The mass of Parliamentarians she also enmeshed finally dwindled down, in her forties, to the late-lamented Chief Magistrate Causeret, young, promising politician, fickle, married, father of children - and what was worse, son of the pious Rector Causeret of Clermont University.
"If I've omitted any of your lovers, pray excuse me, Madame," the Judge said ironically at her trial. "The list is already so long. You were a courtisane de haut vol - a highflier; you are also, alas, a good shot." It was her custom to practice in the shooting gallery... she kept two pistols in her boudoir alongside the statue of Sainte Thérèse - all three useful as weapons to a woman in a jealous rage. For it was for jealousy that she murdered Causeret. She had him followed through the streets of Paris by a ...female detective (a masseuse, when spying was scarce), who reported that he had gone to a department store to buy suspicious silk pajamas, instead of going, as he had announced, to talk politics with an old gentleman.
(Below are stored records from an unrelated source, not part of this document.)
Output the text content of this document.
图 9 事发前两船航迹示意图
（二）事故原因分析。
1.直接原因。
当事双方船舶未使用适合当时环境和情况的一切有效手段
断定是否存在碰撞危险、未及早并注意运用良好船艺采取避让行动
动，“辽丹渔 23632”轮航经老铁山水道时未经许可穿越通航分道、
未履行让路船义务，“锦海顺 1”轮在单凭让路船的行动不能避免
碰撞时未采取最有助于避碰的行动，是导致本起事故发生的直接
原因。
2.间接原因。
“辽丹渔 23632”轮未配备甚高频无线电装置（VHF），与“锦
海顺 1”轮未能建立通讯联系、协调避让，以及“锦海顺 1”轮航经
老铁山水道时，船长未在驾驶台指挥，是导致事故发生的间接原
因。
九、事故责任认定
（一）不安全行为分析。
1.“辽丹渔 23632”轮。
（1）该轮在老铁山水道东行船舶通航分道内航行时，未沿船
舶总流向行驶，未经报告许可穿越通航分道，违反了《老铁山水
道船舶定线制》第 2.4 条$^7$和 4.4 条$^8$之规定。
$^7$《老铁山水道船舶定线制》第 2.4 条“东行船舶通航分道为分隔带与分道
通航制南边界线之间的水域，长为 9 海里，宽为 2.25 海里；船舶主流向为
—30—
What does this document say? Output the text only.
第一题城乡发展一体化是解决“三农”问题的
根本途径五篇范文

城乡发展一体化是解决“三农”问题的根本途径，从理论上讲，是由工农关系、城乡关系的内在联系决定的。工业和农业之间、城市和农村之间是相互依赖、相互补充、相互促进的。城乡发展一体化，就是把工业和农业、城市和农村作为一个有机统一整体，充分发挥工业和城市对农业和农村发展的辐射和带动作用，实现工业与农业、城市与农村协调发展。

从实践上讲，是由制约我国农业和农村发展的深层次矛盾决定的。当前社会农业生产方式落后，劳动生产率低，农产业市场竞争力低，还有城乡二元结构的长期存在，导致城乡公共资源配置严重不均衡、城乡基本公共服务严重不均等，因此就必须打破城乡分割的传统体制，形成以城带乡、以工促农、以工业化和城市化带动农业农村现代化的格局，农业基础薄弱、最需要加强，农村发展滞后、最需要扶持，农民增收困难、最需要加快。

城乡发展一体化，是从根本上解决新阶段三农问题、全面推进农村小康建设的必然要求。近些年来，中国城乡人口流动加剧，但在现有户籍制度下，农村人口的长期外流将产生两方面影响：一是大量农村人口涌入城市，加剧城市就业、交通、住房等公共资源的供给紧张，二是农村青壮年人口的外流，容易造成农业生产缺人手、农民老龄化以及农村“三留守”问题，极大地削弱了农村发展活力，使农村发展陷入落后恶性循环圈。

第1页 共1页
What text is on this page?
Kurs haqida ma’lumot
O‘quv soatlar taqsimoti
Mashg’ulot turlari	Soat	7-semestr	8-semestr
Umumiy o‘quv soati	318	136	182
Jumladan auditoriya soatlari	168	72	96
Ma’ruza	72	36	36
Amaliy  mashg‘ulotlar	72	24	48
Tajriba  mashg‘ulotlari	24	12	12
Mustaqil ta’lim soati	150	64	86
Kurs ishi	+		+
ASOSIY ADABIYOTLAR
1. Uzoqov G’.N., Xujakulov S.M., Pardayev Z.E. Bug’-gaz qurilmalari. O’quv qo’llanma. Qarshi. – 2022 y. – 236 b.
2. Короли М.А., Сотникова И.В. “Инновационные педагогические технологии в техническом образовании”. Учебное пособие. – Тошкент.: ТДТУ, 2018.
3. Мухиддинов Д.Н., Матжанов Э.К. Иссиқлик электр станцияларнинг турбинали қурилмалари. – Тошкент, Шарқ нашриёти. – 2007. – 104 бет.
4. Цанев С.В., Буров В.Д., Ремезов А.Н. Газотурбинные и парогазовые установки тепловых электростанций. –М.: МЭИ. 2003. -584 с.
At noon, five minutes after Causeret had returned to her smart Place Beauvais flat to lunch, there was still nothing to eat on the dining-room table, but there was a corpse with only a bullet in its stomach in the boudoir. As Germaine later admitted to the jury, she had been a little hasty - the handsomest apology a murderess ever made.
War in Our Time (Declared on September 3)
The special nature of this war demanded as a primary condition a victim state. Last September, the sacrifice state was to have been Czechoslovakia. This September, the martyr was Poland. The ultimate result would have been the same no matter what the date or the name of the country. Instead of for the theoretical liberty and salvation of Czechoslovakia in 1938, the Allies have gone to war in 1939 for a Poland already in ruins, and so distant that France and England could not fire a shot in Warsaw's defense. The cannons now occasionally rumbling on the Western Front are too far off for the Poles ever to hear the avenging sound. It is these geographic elements, as well as the time now being taken by diplomats traveling like drummers back and forth between Moscow and Berlin to haggle over last-minute concessions, threats, and dickerings, which make this seem an unnatural war. As a matter of fact, it is really a commonplace war, since it is simply a fight for liberty. It is only because of its potential size that it may, alas, prove to be civilization's ruin.